Page 1 of 1

Staging Data In Sequential File

Posted: Mon Mar 12, 2007 2:04 pm
by speedsterrules
Is staging data in a Sequential File a good practice?

In other words, is it resonable to create a sequential file during processing and use it to load the table or should we directly load the table?

I guess the amount of data can be a factor but am not sure if we have any related standards.

Thanks

Posted: Mon Mar 12, 2007 2:11 pm
by DSguru2B
Its not against best practices. I use it all the time. But if the data size is huge, it might not be a good practice. Therefore it depends. But then again you should also have a cleanup process in place that cleans out files so that huge files dont just keep sitting there for months.

Posted: Mon Mar 12, 2007 2:13 pm
by kcbland
Ralph Kimball recommends it in his books.

Posted: Mon Mar 12, 2007 2:18 pm
by speedsterrules
Thanks for the prompt responses.

The file gets over-written every time the job is executed. I am doing it even for huge data size since it enhances the processing time.

Do you think it is advisable?

Posted: Mon Mar 12, 2007 2:25 pm
by chulett
Yes.

Posted: Mon Mar 12, 2007 2:29 pm
by DSguru2B
Its a three time 'Yes' from Craig. Its stone written now. :wink:

Posted: Mon Mar 12, 2007 2:30 pm
by chulett
Too slow. :wink:

Posted: Mon Mar 12, 2007 2:30 pm
by kcbland
It all depends on what you're doing. If you're building a data warehouse, with staging, storage, and presentation layers, your ETL coe will look differently for each aspect.

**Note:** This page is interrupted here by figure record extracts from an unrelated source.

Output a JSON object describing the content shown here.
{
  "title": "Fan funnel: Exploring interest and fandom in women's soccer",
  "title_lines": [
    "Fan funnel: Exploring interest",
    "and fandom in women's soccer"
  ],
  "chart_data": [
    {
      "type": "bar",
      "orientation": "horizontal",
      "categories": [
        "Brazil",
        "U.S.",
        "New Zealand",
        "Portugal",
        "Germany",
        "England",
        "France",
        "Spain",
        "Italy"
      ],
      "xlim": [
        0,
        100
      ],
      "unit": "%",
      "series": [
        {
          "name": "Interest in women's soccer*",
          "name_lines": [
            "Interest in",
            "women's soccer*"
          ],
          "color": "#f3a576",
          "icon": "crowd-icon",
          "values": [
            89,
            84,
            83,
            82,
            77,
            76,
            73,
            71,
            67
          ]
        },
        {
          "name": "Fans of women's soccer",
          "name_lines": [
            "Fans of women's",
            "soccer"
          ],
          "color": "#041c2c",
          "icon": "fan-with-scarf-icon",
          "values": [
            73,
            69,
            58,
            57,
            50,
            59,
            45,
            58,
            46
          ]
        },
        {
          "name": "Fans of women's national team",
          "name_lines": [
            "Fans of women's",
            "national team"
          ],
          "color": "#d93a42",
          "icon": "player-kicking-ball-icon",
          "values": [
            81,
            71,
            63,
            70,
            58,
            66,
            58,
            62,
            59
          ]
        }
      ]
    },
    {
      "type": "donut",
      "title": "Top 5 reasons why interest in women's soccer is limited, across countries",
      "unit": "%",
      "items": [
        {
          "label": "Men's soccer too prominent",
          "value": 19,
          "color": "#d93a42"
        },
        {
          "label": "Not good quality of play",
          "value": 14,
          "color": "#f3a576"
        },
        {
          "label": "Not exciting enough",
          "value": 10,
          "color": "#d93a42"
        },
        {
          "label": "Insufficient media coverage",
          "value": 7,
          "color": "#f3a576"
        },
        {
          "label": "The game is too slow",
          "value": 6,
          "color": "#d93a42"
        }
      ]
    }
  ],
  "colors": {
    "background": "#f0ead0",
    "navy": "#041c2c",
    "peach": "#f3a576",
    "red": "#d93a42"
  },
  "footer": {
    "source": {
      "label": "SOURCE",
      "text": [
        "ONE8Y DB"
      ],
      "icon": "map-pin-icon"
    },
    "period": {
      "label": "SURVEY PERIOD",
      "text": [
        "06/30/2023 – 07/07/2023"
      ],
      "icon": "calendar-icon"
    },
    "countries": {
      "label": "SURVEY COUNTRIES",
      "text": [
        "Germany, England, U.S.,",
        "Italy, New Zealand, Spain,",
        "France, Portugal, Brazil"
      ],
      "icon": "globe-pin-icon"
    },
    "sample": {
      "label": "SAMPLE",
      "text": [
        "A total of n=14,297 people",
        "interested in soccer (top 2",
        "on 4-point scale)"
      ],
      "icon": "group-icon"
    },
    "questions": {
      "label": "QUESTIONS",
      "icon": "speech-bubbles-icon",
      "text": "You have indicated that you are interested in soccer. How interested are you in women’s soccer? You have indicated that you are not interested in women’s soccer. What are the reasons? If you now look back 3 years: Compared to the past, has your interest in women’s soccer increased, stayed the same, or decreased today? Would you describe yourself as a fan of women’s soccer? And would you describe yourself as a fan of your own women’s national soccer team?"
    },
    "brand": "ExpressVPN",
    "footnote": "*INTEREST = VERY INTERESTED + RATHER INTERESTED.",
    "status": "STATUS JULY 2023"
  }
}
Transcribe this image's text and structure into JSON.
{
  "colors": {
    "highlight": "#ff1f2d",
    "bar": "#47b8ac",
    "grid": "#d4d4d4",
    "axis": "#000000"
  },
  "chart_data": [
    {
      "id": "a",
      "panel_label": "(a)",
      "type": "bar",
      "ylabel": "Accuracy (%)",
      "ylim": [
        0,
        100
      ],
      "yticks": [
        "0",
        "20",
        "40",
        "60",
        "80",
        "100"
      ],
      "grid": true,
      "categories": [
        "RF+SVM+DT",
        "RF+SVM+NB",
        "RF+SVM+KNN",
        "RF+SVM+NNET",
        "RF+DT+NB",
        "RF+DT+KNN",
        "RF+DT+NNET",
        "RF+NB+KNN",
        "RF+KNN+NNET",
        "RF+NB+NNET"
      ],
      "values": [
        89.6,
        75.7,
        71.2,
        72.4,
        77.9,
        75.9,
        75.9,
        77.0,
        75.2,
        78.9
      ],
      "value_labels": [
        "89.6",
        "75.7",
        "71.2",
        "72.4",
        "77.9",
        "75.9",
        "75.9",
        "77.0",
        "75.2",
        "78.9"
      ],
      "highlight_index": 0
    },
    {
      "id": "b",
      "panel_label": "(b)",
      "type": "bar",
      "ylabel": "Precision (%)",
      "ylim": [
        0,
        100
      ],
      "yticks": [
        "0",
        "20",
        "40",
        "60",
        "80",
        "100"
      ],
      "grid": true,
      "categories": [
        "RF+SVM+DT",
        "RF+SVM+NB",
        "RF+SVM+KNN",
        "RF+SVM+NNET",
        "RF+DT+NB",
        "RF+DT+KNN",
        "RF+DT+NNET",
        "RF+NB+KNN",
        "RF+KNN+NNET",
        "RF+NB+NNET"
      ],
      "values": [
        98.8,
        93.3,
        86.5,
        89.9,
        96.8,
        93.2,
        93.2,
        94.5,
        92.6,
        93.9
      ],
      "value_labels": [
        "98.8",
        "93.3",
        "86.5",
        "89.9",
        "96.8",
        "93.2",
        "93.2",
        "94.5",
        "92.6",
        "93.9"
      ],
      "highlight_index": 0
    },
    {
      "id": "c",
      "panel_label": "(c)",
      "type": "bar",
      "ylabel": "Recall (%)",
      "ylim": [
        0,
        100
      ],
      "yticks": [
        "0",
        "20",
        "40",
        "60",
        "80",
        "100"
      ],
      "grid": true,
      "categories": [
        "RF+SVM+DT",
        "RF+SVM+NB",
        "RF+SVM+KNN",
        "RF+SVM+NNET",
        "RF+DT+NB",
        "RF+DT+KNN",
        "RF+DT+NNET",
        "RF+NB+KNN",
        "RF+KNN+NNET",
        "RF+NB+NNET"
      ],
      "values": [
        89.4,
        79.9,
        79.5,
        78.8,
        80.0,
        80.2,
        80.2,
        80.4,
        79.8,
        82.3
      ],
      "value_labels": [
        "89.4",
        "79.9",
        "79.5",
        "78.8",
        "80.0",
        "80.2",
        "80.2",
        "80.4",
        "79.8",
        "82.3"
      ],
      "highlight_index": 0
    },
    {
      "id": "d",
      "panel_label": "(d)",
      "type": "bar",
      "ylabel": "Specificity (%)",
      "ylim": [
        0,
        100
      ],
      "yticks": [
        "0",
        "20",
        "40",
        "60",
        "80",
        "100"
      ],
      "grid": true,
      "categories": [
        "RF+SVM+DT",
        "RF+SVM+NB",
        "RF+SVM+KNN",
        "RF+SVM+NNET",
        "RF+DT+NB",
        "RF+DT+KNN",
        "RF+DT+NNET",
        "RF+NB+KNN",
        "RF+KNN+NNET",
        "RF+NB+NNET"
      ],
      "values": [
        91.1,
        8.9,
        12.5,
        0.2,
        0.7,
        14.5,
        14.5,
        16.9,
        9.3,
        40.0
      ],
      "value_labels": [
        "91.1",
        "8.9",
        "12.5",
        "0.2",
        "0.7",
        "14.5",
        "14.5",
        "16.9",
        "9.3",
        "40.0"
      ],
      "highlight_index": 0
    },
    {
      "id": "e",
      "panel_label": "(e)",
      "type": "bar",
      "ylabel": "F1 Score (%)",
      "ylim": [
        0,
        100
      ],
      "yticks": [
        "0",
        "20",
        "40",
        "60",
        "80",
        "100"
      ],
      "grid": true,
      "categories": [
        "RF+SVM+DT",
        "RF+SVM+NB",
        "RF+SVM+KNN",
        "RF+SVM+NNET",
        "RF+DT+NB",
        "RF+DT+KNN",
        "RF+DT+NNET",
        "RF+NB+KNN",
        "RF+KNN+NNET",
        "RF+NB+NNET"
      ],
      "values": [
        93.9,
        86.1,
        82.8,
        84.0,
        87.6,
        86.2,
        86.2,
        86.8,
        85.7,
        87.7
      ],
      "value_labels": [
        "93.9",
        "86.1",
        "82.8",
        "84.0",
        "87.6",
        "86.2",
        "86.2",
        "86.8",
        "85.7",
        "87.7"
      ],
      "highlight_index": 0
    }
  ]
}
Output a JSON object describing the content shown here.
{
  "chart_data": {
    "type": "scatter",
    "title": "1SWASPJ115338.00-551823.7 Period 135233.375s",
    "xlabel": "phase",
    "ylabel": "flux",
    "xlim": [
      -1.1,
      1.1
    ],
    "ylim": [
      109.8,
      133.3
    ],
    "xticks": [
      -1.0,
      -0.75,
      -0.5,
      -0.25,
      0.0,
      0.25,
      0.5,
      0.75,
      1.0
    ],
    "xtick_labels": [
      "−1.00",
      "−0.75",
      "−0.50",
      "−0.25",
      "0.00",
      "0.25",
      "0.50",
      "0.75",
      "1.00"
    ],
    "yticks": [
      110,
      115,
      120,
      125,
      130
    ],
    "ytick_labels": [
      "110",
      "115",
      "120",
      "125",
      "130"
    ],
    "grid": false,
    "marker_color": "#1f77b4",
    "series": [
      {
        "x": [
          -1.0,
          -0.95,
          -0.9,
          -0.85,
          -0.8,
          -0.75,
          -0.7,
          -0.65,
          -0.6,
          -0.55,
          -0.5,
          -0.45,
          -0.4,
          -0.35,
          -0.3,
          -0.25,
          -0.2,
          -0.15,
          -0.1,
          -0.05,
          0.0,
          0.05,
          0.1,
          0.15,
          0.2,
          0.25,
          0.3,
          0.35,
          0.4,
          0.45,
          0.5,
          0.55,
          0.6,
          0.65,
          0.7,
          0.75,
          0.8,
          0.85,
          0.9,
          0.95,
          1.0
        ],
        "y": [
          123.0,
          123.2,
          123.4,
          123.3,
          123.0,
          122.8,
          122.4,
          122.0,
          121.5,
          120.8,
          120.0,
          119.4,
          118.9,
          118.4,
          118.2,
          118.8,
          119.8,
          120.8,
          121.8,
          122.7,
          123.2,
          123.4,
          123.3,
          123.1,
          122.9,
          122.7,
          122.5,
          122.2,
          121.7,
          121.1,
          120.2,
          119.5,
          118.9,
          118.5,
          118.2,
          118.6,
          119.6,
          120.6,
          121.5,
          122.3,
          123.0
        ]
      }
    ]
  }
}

If you're a DBA and just moving data around, you'll question even using an ETL tool.

In the straight performance question, copying data between two tables within the same database instance is faster to stay within the database and use parallel DML.

If you are going between two disparate databases, you're better served by extracting will as many parallel processes as possible, transforming with as many parallel processes as possible, and then loading as efficiently as possible. By building sequential "staging" files within that processing, you have the ability to shift parallel processing degrees, as well as have restart points and audit trails. You can also bulk load the results for fastest loading allowed. In addition, the database target server may be elsewhere, so that prepared load files can be moved to the database for localized loading.

Posted: Mon Mar 12, 2007 2:33 pm
by DSguru2B
chulett wrote:Too slow. :wink:
Alas, my slow fingers.

Posted: Mon Mar 12, 2007 2:37 pm
by speedsterrules
I got all the information I need through everyone's comments. Thanks everyone and especially Ken for the elaborate description.

Posted: Mon Mar 12, 2007 2:39 pm
by DSguru2B
You can rate everyone's replies depending upon how helpful the comments were.

Posted: Mon Mar 12, 2007 6:52 pm
by ray.wurlod
Yes.

:lol: